BoF: At a practical level, what does managing risk — and building more agility and resilience — mean for MAS and your customers?

SF: A few years ago, MAS was predominantly supplying everything out of Sri Lanka. Today, we have a much broader manufacturing and sourcing footprint. Our largest manufacturing base is still in Sri Lanka, but we have a significant presence now in Indonesia, Vietnam, Bangladesh, India, Jordan, Kenya and Haiti, as well as a value-added service and a trading operation over in North Carolina in the US.

Our geographic expansion generally starts by working with one or two “anchor” customers, to understand what they want strategically, what they might see in a particular region. For example, if it’s Indonesia, it might be to take advantage of the availability of labour, and it has become an attractive sourcing destination if you are supplying to countries such as Japan or Australia, where they have preferential duty agreements. So it could be driven by duty, speed or proximity to market, or as before, cost advantages.

BoF: Where will nearshoring fit into this? As many fashion executives already understand, it’s one thing to want to adjust their companies’ global footprints and bring supply chains closer to their key markets; it’s another to actually be able to do it.

SF: Nearshoring is certainly on the radar of our customers, but now for slightly different reasons than before, and it carries its own risks. When nearshoring initially became a big topic six or seven years ago — even if it was just conversations happening at a very strategic level — the value unlock was clear to [MAS] customers, for two reasons: speed — for example, because it brought them closer to markets — and costs — because, for example, it may have brought certain preferential trade agreements. In these post-pandemic times, customers have also realised the importance of nearshoring as a form of risk mitigation.

But companies [looking to move supply chains closer to key markets] often underestimate the differences between [markets]; what is in one location [cannot be easily] replicated in another — things like compliance standards, be it environmental or social; education; technical skills, or service levels are not the same, and so on. So like I said, over the past few years, we’ve been able to navigate most of these challenges to organise ourselves differently.

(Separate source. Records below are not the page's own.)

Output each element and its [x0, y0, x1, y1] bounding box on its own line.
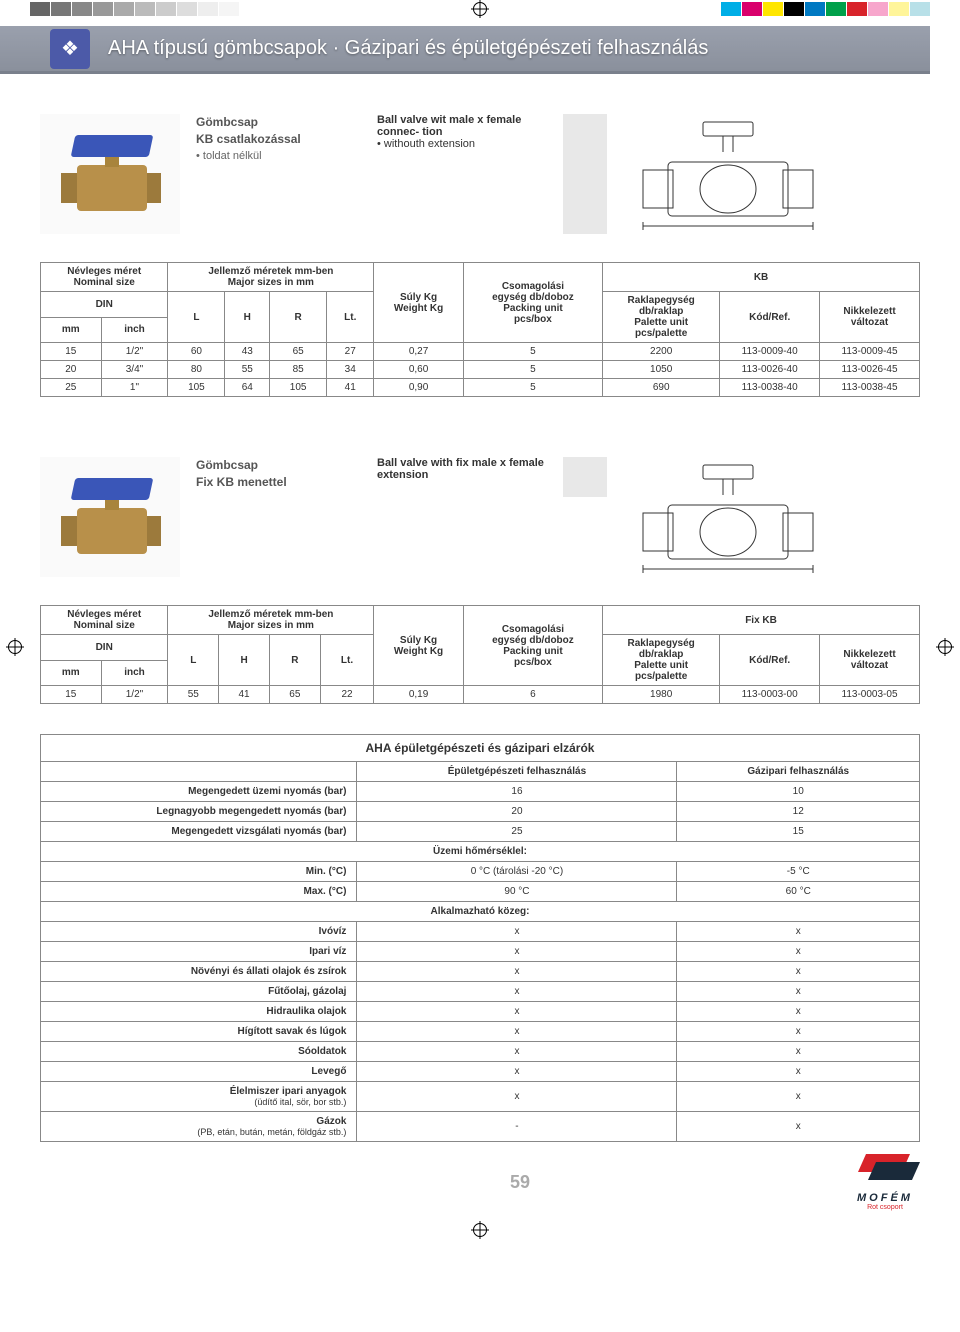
registration-mark-top [473, 2, 487, 16]
swatch [868, 2, 888, 16]
swatch [30, 2, 50, 16]
table-row: Ipari vízxx [41, 942, 920, 962]
application-table: AHA épületgépészeti és gázipari elzárókÉ… [40, 734, 920, 1142]
swatch [910, 2, 930, 16]
swatch [51, 2, 71, 16]
table-row: Hígított savak és lúgokxx [41, 1022, 920, 1042]
swatch [219, 2, 239, 16]
registration-mark-left [8, 640, 22, 654]
swatch [889, 2, 909, 16]
swatch [114, 2, 134, 16]
spec-table-1: Névleges méretNominal sizeJellemző méret… [40, 262, 920, 397]
table-row: 151/2"604365270,2752200113-0009-40113-00… [41, 343, 920, 361]
table-row: Ivóvízxx [41, 922, 920, 942]
spec-table-2: Névleges méretNominal sizeJellemző méret… [40, 605, 920, 704]
table-row: Élelmiszer ipari anyagok(üdítő ital, sör… [41, 1082, 920, 1112]
gray-placeholder-1 [563, 114, 607, 234]
swatch [177, 2, 197, 16]
product-block-1: Gömbcsap KB csatlakozással • toldat nélk… [40, 114, 920, 244]
swatch [826, 2, 846, 16]
tech-drawing-2 [623, 457, 823, 587]
table-row: Levegőxx [41, 1062, 920, 1082]
page-number: 59 [510, 1172, 530, 1193]
table-row: Min. (°C)0 °C (tárolási -20 °C)-5 °C [41, 862, 920, 882]
mofem-logo: MOFÉM Rot csoport [850, 1154, 920, 1211]
page-title: AHA típusú gömbcsapok · Gázipari és épül… [108, 37, 708, 60]
product-desc-en-1: Ball valve wit male x female connec- tio… [377, 114, 547, 150]
table-row: Sóoldatokxx [41, 1042, 920, 1062]
swatch [805, 2, 825, 16]
table-row: Növényi és állati olajok és zsírokxx [41, 962, 920, 982]
swatch [198, 2, 218, 16]
product-desc-hu-1: Gömbcsap KB csatlakozással • toldat nélk… [196, 114, 361, 162]
table-row: 203/4"805585340,6051050113-0026-40113-00… [41, 361, 920, 379]
product-photo-2 [40, 457, 180, 577]
registration-mark-right [938, 640, 952, 654]
swatch [742, 2, 762, 16]
table-row: Legnagyobb megengedett nyomás (bar)2012 [41, 802, 920, 822]
table-row: Gázok(PB, etán, bután, metán, földgáz st… [41, 1112, 920, 1142]
product-photo-1 [40, 114, 180, 234]
product-desc-hu-2: Gömbcsap Fix KB menettel [196, 457, 361, 491]
gray-placeholder-2 [563, 457, 607, 497]
table-row: 151/2"554165220,1961980113-0003-00113-00… [41, 686, 920, 704]
tech-drawing-1 [623, 114, 823, 244]
swatch [784, 2, 804, 16]
product-block-2: Gömbcsap Fix KB menettel Ball valve with… [40, 457, 920, 587]
header-icon: ❖ [50, 29, 90, 69]
swatch [93, 2, 113, 16]
table-row: 251"10564105410,905690113-0038-40113-003… [41, 379, 920, 397]
registration-mark-bottom [473, 1223, 487, 1237]
swatch [847, 2, 867, 16]
product-desc-en-2: Ball valve with fix male x female extens… [377, 457, 547, 481]
table-row: Megengedett üzemi nyomás (bar)1610 [41, 782, 920, 802]
swatch [135, 2, 155, 16]
swatch [156, 2, 176, 16]
page-header: ❖ AHA típusú gömbcsapok · Gázipari és ép… [0, 26, 930, 74]
swatch [72, 2, 92, 16]
table-row: Hidraulika olajokxx [41, 1002, 920, 1022]
page-footer: 59 MOFÉM Rot csoport [0, 1172, 960, 1213]
table-row: Megengedett vizsgálati nyomás (bar)2515 [41, 822, 920, 842]
print-colorbar [0, 0, 960, 18]
swatch [763, 2, 783, 16]
table-row: Max. (°C)90 °C60 °C [41, 882, 920, 902]
swatch [721, 2, 741, 16]
table-row: Fűtőolaj, gázolajxx [41, 982, 920, 1002]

When we [at MAS] embarked on a nearshoring strategy, we realised that there were certain limitations in executing it — specifically the sourcing of raw materials, the right talent and the technical skills to set up manufacturing operations weren’t always available. Over the last couple of years, we’ve been able to address these challenges to a certain degree [by building on-the-ground capabilities]. We now have a much better understanding of the sourcing capabilities available in certain regions, and local challenges.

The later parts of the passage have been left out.